Visual servoing based on ultrasound elastography

Participants : Pedro Alfonso Patlan Rosales, Alexandre Krupa.

This study concerns the use of the ultrasound elastography as a new image modality for the control of the motion of an ultrasound probe actuated by a robotic manipulator. Elastography imaging is performed by applying continuous stress variation on soft tissues in order to estimate a strain map of the observed tissues. It is obtained by estimating, from the RF (radio-frequency) signal along each scan line of the probe transducer, the echo time delays between pre- and post-compressed tissue. Usually, this continuous stress variation is performed manually by the user who manipulates the US probe and it results therefore in a user-dependent quality of the elastography image. To improve the US elastography imaging, we recently developed an assistant robotic palpation system that automatically moves an ultrasound probe in such a way to optimize ultrasound elastography. The main originality of this preliminary work concerns the use of the elastography modality directly as input of the robot controller thanks to an innovative ultrasound elastography-based visual servoing approach.

Visual servoing using shearlet transform

Participants : Lesley-Ann Duflot, Alexandre Krupa.

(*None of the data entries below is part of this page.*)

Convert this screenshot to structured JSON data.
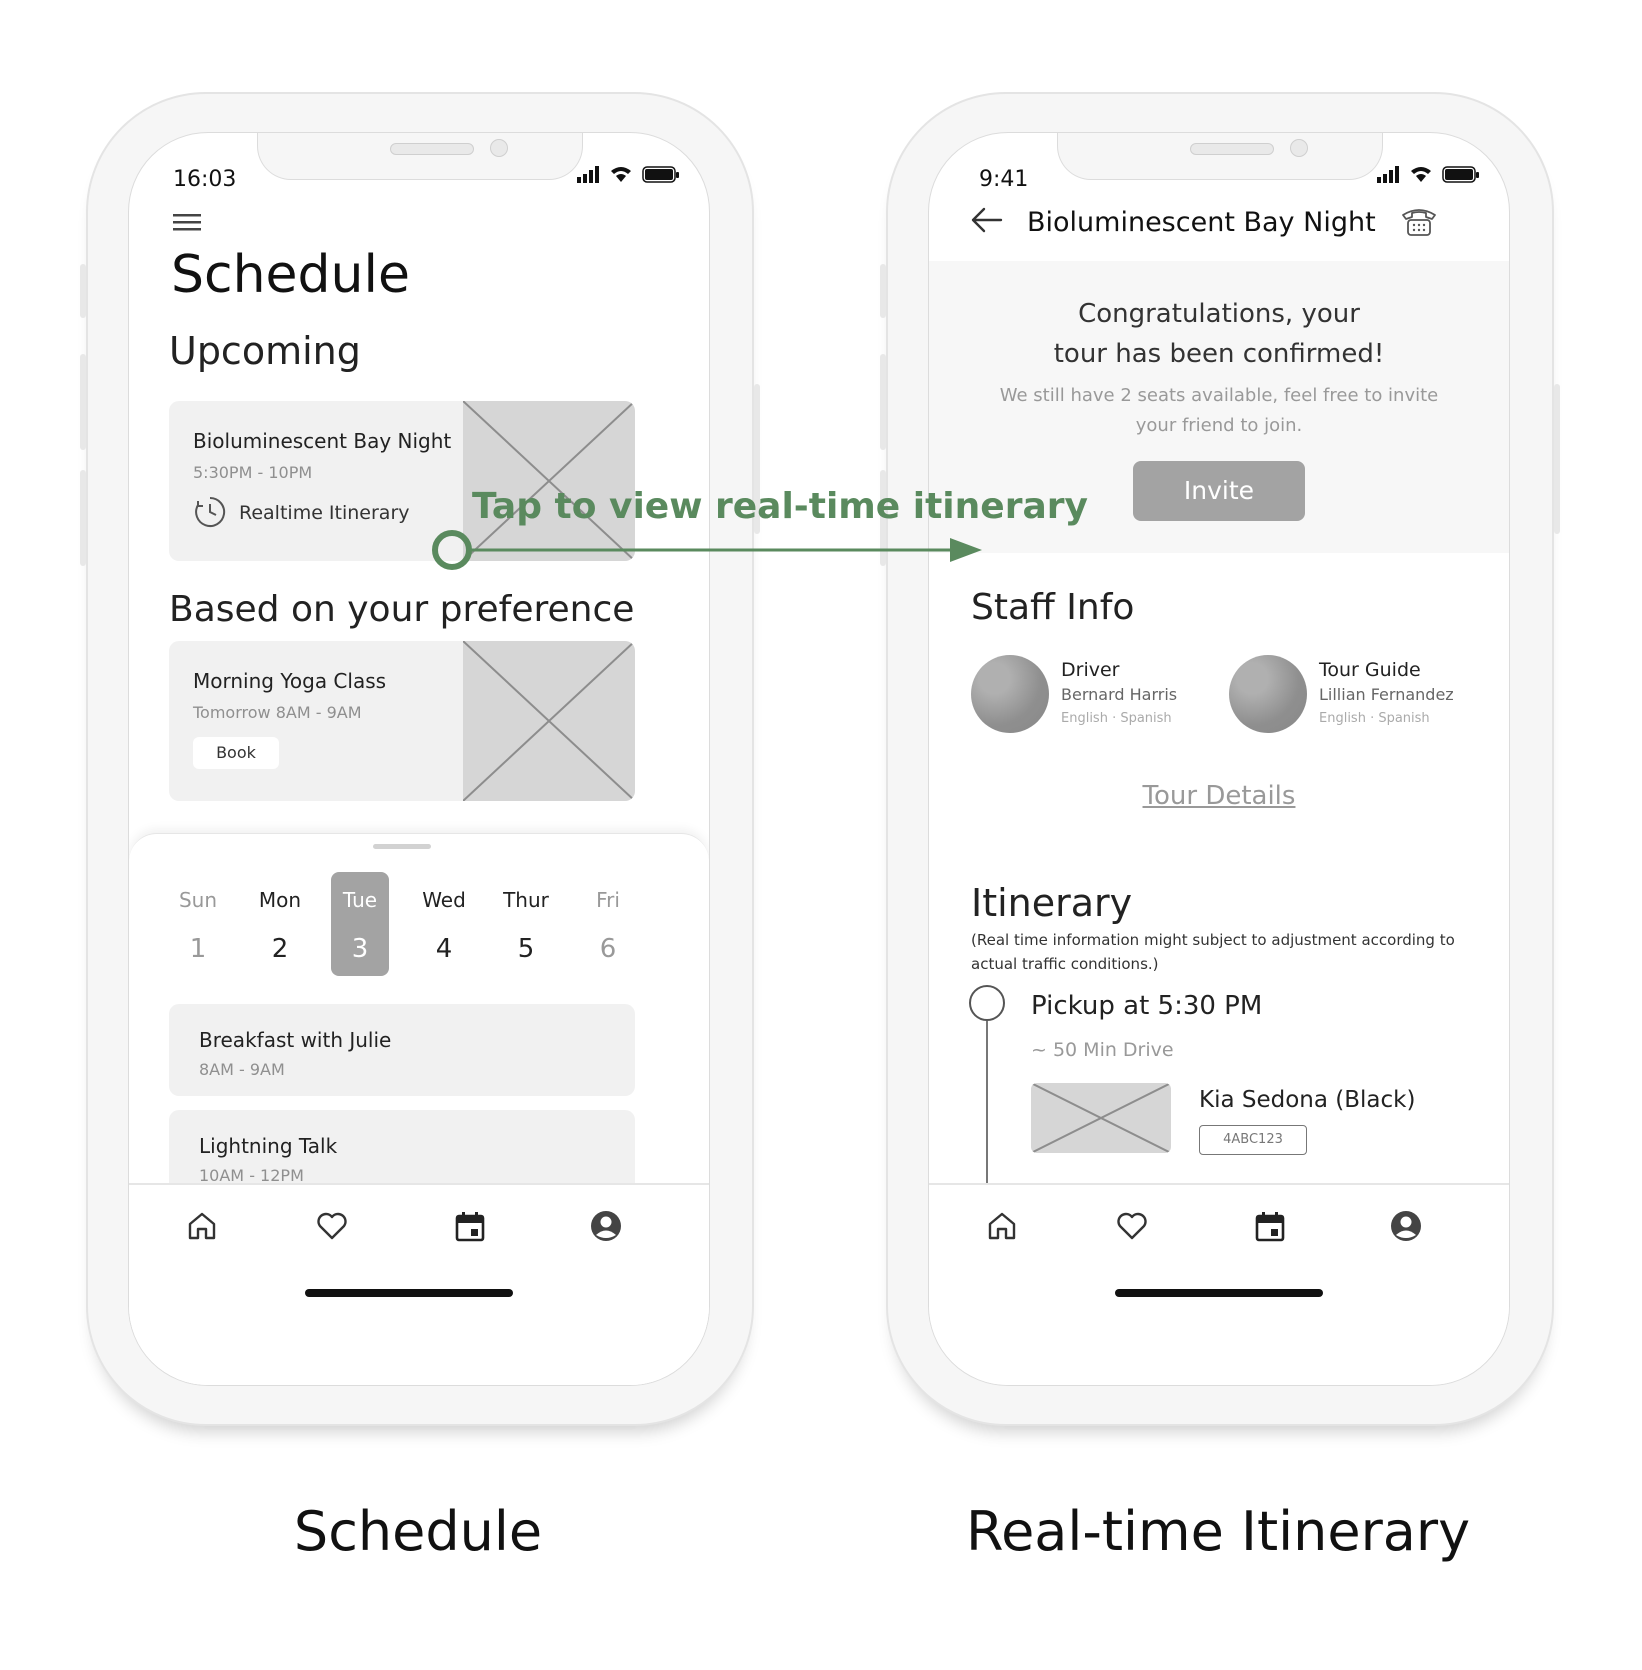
{
  "annotation": {
    "text": "Tap to view real-time itinerary",
    "color": "#5a8a5e"
  },
  "captions": {
    "left": "Schedule",
    "right": "Real-time Itinerary"
  },
  "schedule": {
    "status_time": "16:03",
    "title": "Schedule",
    "upcoming_heading": "Upcoming",
    "upcoming_card": {
      "title": "Bioluminescent Bay Night",
      "time": "5:30PM - 10PM",
      "link_label": "Realtime Itinerary"
    },
    "preference_heading": "Based on your preference",
    "preference_card": {
      "title": "Morning Yoga Class",
      "time": "Tomorrow 8AM - 9AM",
      "button_label": "Book"
    },
    "days": [
      {
        "name": "Sun",
        "num": "1"
      },
      {
        "name": "Mon",
        "num": "2"
      },
      {
        "name": "Tue",
        "num": "3"
      },
      {
        "name": "Wed",
        "num": "4"
      },
      {
        "name": "Thur",
        "num": "5"
      },
      {
        "name": "Fri",
        "num": "6"
      }
    ],
    "selected_day": "Tue",
    "events": [
      {
        "title": "Breakfast with Julie",
        "time": "8AM - 9AM"
      },
      {
        "title": "Lightning Talk",
        "time": "10AM - 12PM"
      }
    ]
  },
  "itinerary": {
    "status_time": "9:41",
    "header_title": "Bioluminescent Bay Night",
    "confirm_line1": "Congratulations, your",
    "confirm_line2": "tour has been confirmed!",
    "seats_line1": "We still have 2 seats available, feel free to invite",
    "seats_line2": "your friend to join.",
    "invite_label": "Invite",
    "staff_heading": "Staff Info",
    "staff": [
      {
        "role": "Driver",
        "name": "Bernard Harris",
        "languages": "English · Spanish"
      },
      {
        "role": "Tour Guide",
        "name": "Lillian Fernandez",
        "languages": "English · Spanish"
      }
    ],
    "tour_details_label": "Tour Details",
    "itinerary_heading": "Itinerary",
    "note_line1": "(Real time information might subject to adjustment according to",
    "note_line2": "actual traffic conditions.)",
    "pickup": "Pickup at 5:30 PM",
    "drive": "~ 50 Min Drive",
    "vehicle": "Kia Sedona (Black)",
    "plate": "4ABC123"
  },
  "icons": {
    "menu": "hamburger-menu-icon",
    "clock": "clock-icon",
    "back": "back-arrow-icon",
    "phone": "telephone-icon",
    "tabbar": [
      "home-icon",
      "heart-icon",
      "calendar-icon",
      "profile-icon"
    ]
  }
}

Similar to wavelet transform, shearlet transform is usually used in the field of signal or image compression. At the best of our knowledge these image representations were never used directly as feedback of a closed-loop control scheme. The objective of this work is to study the feasibility of using the coefficients of shearlet transform of the observed ultrasound image directly as the visual features of an image-based visual servoing. In this study we estimated numerically the interaction matrix that links the time variation of the coarsest coefficients of the shearlet to the motion of the ultrasound probe. This shearlet-based visual servoing was experimentally tested for automatically positioning a 2D US probe, held by a robot, on a desired section of an abdominal phantom. The first results demonstrated promising performances.